On top of that, Rieder and Tosti [2], in a review article in 2016, indicated that individuals often present with more than one behavioral disorder suggesting that there is some connection among various BFRBDs, including nail biting (onychophagia), habit-tic deformity, skin picking (dermatillomania), hair pulling (trichotillomania), and cheek biting. However, onychotillomania can also occur as a separate autonomous entity without coexisting mental illnesses, namely as a sole psychiatric problem [5]. Therefore, bearing in mind that this demeanor straddles the domains of both dermatology and psychiatry, it is imperative that dermatologists be vigilant about possible psychiatric comorbidity and have a low threshold to propose a mental health referral. In a high level of suspicion, thereby, psychiatric evaluation should be considered an integral part of the therapeutic regime [9], as the picking behavior pattern usually regresses with correction of the comorbid psychiatric condition, if any [1].
Despite the scarcity of data regarding the efficacy of treatment strategies, unpleasant-flavored topical agents and nail lacquers, physical barrier methods, cognitive-behavioral therapy, and psychopharmacological interventions have shown varying, yet encouraging therapeutic benefits [1, 2, 10, 11]. One of the most commonly used practice is occlusion of the nails from trauma by placing a barrier between the mouth and fingers, e.g., occlusive dressings such as gloves, Unna boot, bandages, and wrappings with adhesive tape [3, 5, 10]. Our approach was to apply daily an occlusive bandage wrapping the fingernail and refer the patient to a psychiatrist for consultation and psychoactive medication after uncovering the concomitant psychopathology.

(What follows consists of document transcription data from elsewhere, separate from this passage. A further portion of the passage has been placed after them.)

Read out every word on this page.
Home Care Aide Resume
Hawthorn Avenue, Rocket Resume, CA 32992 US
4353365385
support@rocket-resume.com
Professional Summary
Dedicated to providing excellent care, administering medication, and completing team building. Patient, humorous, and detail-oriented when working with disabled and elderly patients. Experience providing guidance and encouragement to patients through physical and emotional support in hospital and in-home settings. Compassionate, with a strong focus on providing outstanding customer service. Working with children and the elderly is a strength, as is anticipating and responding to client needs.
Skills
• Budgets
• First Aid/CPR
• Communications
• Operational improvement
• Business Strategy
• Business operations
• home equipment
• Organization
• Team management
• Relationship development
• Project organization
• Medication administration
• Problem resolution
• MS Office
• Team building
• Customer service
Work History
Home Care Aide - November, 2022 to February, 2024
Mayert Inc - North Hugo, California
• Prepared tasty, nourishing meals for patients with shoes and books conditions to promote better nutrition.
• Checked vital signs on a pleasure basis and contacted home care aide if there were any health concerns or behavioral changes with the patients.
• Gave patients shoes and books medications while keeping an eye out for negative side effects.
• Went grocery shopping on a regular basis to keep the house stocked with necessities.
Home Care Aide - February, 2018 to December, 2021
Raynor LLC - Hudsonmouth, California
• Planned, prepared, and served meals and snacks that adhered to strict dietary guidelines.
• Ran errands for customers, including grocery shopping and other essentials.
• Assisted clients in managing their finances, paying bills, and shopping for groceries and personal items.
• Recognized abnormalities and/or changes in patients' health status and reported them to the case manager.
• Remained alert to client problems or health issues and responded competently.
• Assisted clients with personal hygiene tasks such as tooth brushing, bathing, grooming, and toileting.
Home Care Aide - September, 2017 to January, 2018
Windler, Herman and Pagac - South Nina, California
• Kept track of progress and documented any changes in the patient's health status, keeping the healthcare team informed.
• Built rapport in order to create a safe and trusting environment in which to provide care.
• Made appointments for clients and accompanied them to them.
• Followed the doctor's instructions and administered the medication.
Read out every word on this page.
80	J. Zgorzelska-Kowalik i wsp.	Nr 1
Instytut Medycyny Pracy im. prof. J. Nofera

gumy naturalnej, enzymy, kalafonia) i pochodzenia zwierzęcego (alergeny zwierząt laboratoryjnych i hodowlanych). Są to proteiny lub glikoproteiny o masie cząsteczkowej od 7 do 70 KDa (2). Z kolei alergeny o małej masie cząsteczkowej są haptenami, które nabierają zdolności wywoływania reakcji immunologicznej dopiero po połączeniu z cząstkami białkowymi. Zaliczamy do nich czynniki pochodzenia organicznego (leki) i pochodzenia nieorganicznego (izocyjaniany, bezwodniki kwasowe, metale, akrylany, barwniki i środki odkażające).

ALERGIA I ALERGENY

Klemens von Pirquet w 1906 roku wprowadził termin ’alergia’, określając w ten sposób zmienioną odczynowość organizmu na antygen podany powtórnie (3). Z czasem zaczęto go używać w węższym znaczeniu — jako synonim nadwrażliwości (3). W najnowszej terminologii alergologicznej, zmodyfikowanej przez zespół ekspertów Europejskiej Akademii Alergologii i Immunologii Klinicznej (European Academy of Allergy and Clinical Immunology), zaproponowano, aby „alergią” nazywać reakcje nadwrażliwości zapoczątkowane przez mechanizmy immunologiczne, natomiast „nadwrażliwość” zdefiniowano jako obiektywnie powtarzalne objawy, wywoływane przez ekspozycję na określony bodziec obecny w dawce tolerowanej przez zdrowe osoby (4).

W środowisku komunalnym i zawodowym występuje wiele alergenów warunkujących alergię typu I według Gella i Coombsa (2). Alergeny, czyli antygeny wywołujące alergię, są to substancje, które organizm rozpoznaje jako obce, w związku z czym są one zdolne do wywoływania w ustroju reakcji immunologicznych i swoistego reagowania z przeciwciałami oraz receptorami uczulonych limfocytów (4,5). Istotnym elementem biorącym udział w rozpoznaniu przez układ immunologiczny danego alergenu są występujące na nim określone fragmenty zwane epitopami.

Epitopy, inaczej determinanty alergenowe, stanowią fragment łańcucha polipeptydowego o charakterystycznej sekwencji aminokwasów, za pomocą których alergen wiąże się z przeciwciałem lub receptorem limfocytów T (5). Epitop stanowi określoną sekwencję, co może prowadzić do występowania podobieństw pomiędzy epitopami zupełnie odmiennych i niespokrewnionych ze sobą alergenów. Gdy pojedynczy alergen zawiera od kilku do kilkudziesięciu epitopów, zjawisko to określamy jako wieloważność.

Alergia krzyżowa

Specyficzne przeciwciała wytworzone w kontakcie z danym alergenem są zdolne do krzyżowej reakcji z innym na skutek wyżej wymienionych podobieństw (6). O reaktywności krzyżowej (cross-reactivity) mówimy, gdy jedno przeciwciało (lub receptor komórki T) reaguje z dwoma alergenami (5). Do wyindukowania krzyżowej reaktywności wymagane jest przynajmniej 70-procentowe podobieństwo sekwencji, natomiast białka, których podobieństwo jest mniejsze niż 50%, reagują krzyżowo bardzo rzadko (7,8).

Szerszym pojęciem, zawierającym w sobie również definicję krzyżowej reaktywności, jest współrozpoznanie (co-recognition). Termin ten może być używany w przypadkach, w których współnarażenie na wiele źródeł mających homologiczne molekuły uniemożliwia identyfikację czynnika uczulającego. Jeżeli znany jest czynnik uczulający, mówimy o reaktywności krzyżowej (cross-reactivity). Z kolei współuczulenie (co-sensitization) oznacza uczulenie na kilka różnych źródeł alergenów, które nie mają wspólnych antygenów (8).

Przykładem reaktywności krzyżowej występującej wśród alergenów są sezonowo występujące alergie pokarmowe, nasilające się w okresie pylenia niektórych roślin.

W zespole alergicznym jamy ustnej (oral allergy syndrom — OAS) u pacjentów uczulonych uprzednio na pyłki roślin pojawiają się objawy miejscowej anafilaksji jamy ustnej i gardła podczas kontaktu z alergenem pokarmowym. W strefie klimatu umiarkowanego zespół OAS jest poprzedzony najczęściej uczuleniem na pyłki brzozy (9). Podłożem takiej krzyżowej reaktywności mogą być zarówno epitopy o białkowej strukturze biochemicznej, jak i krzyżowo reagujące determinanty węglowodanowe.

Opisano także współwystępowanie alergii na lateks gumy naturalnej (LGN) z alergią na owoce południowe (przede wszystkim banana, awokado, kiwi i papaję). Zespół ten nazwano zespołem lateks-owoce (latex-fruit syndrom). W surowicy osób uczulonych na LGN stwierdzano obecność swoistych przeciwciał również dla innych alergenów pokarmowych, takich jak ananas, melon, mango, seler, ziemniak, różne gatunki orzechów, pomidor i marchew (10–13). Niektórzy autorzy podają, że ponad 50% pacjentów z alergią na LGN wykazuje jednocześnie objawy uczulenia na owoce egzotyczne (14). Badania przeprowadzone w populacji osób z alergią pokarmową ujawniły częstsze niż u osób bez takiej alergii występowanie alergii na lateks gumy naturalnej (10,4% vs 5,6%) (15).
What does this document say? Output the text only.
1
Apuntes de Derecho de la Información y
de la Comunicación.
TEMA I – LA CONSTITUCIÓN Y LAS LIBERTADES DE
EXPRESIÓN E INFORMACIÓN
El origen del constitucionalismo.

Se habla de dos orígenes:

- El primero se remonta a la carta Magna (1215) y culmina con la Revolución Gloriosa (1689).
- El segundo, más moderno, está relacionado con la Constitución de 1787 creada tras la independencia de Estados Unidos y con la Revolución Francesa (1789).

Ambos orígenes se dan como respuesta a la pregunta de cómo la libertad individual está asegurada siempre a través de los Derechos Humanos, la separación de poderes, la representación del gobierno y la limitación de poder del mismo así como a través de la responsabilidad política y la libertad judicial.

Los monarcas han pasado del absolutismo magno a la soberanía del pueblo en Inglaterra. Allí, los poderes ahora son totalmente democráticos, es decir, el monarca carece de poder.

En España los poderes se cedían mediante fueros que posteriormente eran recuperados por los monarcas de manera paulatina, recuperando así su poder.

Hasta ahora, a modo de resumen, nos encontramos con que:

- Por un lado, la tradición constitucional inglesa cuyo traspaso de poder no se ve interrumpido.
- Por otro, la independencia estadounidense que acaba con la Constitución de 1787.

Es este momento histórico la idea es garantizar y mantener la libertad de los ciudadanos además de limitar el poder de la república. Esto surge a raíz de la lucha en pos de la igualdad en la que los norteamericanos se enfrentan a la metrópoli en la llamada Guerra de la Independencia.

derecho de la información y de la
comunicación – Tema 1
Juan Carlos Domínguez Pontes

In conclusion, this case emphasizes the chameleon-like diversity in clinical presentations of onychotillomania, supporting the fact that compulsive nail picking might often be a stumbling block to differential diagnostic procedure. In addition, the reports of coexisting psychiatric disturbance underline the notion that in managing psychocutaneous disorders, a dual approach, addressing both dermatological and psychological aspects, is essential when encountering patients with suspected onychotillomania. However, more extensive research is clearly required so as to further elucidate etiological underpinnings and clinical characteristics of onychotillomania and determine the most efficient means to control and cease this behavioral disorder.
Statement of Ethics
The IRB of ATTIKON Hospital has approved the study and subjects have given their consent to publish photos and details of the case.
Disclosure Statement
All authors have no conflict of interest to disclose.